De plus, l’artiste ne pardonnait pas à Napoléon l’offense faite à sa terre natale, traitée comme une simple monnaie d’échange à la fin de la première campagne d’Italie. Dès les années de guerre, le 20 avril 1797, il avait écrit une lettre à son ami Giannantonio Selva pour lui faire part de son inquiétude: “Je serais heureux de tout perdre, et même ma vie, pourvu que je puisse ainsi aider mon adorable patrie, que j’appellerai ma patrie tant qu’il me restera du souffle”. Et de toute évidence, ses pensées ne changeront pas cinq ans plus tard. Là encore, Canova se montre hostile à Napoléon pour le pillage des œuvres d’art prises dans les territoires occupés et envoyées en France: dès les premières réquisitions, selon ses biographes, il avait exprimé son profond regret pour ce pillage. Canova avait donc tout d’abord refusé l’invitation, invoquant auprès de Cacault un certain nombre d’excuses: engagements, raisons de santé, difficultés du voyage. Mais le nouveau pape Pie VII, monté sur le trône en 1800, craint que le refus de son plus grand artiste n’envenime les relations diplomatiques avec la France: une éventualité que le souverain pontife veut éviter à tout prix. Son intervention est donc nécessaire, ainsi que celle du secrétaire d’État du Vatican, le cardinal Ercole Consalvi, pour convaincre l’artiste: la crainte des répercussions en cas de refus de l’invitation est trop grande. C’est donc à contrecœur que Canova quitte Rome pour la capitale française.
Arrivé à Paris, le sculpteur est logé dans le palais du légat du pape Giovanni Battista Caprara Montecuccoli. Peu après son arrivée, le secrétaire de Napoléon, Louis Bourienne, l’emmène au château de Saint-Cloud, alors résidence du premier consul. C’est là que Canova rencontre Napoléon, et c’est là que se déroulent les séances de pose qui permettront à l’artiste d’obtenir le premier modèle en argile du portrait. Il faudra cinq ans à Canova pour obtenir le premier modèle en terre cuite, daté du 16 octobre.
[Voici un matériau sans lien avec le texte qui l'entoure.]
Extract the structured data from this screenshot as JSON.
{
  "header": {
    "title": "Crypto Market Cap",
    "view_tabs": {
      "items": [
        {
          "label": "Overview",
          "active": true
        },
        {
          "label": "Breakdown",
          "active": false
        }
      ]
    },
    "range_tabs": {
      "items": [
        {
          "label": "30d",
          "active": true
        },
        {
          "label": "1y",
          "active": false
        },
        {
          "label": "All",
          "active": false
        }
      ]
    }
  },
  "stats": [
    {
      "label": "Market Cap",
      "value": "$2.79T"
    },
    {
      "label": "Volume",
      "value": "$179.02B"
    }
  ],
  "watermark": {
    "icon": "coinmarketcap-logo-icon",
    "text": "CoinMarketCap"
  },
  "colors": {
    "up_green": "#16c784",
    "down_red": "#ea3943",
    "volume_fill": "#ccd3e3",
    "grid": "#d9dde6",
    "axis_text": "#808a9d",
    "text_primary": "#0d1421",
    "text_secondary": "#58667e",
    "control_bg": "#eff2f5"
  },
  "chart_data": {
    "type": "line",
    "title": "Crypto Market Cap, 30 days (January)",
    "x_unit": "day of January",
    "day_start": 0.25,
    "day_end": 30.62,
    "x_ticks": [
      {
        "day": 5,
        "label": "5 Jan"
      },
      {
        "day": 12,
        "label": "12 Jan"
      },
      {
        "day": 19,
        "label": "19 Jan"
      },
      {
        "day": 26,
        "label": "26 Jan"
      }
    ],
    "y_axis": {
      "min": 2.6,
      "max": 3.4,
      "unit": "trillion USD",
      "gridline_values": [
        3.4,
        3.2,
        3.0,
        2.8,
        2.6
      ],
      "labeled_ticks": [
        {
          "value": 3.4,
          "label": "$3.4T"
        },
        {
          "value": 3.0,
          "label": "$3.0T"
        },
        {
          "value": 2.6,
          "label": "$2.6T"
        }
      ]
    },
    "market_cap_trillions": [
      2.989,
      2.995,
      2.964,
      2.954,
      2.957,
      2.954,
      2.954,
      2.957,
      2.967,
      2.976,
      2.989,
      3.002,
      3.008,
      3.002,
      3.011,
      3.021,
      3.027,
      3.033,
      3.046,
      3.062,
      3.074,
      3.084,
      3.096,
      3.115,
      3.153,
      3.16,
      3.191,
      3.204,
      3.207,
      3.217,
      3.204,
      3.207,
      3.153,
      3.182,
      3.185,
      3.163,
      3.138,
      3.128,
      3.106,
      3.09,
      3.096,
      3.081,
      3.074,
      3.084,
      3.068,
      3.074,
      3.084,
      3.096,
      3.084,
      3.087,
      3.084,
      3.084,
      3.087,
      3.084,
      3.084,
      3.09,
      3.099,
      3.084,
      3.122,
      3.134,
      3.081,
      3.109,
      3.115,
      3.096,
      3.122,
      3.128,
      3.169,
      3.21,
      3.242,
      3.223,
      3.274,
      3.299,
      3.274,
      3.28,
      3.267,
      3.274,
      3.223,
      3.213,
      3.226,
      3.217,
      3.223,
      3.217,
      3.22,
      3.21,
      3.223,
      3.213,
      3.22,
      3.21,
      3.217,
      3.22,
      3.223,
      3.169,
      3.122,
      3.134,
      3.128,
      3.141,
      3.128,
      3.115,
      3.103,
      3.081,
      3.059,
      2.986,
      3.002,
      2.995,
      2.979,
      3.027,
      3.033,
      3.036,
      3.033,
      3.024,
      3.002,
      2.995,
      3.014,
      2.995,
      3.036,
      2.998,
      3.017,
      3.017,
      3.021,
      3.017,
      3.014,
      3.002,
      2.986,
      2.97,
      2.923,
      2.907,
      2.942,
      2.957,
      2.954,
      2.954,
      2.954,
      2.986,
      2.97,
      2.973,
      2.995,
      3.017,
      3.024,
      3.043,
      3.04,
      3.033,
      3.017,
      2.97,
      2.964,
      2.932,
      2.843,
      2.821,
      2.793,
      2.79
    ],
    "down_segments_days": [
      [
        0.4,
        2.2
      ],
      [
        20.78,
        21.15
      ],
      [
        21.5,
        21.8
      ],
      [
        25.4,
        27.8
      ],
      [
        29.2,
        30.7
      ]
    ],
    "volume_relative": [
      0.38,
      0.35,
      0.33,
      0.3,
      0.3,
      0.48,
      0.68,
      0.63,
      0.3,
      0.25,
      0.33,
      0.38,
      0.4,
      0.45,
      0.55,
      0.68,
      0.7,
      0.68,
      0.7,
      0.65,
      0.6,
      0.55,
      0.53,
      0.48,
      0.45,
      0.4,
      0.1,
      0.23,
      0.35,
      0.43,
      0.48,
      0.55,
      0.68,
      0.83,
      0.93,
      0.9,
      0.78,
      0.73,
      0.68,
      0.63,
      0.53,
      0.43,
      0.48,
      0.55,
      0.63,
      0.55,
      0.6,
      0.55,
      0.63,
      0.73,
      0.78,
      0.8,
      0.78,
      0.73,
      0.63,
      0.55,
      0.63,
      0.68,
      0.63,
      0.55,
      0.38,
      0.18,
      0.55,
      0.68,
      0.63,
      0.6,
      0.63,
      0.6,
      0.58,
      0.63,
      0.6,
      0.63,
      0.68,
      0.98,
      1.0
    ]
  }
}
À partir de cette première esquisse, Canova réalise le modèle en plâtre qu’il emporte avec lui à Rome pour sculpter le marbre. On pense que le prototype en plâtre est celui qui se trouve actuellement à la Gipsoteca de Possagno (un autre exemplaire identique se trouve à l’Accademia di San Luca): Napoléon est représenté en uniforme, de face, les yeux creusés mais fixes et légèrement tournés vers le bas en signe de réflexion et de concentration, les sourcils froncés pour exprimer la profondeur des pensées du premier consul et la haute responsabilité qui en découle, le menton prononcé, le visage plein exprimant toute la fermeté du caractère mais aussi la fraîcheur de ses trente-trois ans.
Antonio Canova, Portrait de Napoléon Bonaparte (1802 ; plâtre, 67 x 44 cm ; Possagno, Museo Canova, Gipsoteca) |
Pendant les séances de pose, l’artiste et le Premier Consul de France ont l’occasion de s’entretenir. Antonio D’Este, élève de Canova connu pour avoir écrit les mémoires du maître, nous a laissé un récit plausible des rencontres entre Canova et Napoléon. Bien que les relations entre les deux, quoique détachées, n’aient jamais dépassé le stade de la cordialité, le sculpteur, raconte D’Este, n’avait pas réussi à garder pour lui ses réflexions sur les spoliations et la fin de la République vénitienne. “Il ne cacha pas au premier consul que les palais pontificaux avaient été dépouillés par les ennemis de l’ordre, que les monuments antiques étaient abandonnés à la ruine, et que tout présageait un avenir sinistre, si le pontife n’avait pas les moyens de s’y préparer [...]. Il déplore amèrement la destruction des monuments de l’art grec et romain à Rome, déploration qui est maintenant commune à tous les Italiens, et à la partie saine des Français [...]. Le transport des chevaux de Venise et la subversion de cette ancienne république le chagrinent davantage, et il dit au premier consul que ce sont là des choses qui l’affligeront toute sa vie”. Néanmoins, Napoléon passait volontiers ses séances en compagnie de Canova. Mais ce n’est pas le portrait modelé in presentia qui aura le plus de succès auprès des contemporains et de la postérité. En 1801, Canova avait en effet accepté de réaliser pour le gouvernement de la République cisalpine une statue colossale représentant Napoléon lui-même. Il est probable que le sculpteur ait accepté la commande, malgré son aversion pour Napoléon, car le premier consul devait être représenté sous les traits de Mars le pacificateur. Le contrat ne fut toutefois signé qu’en janvier 1803: entre-temps, l’artiste avait pu utiliser le portrait réalisé à Paris pour étudier la tête de la statue.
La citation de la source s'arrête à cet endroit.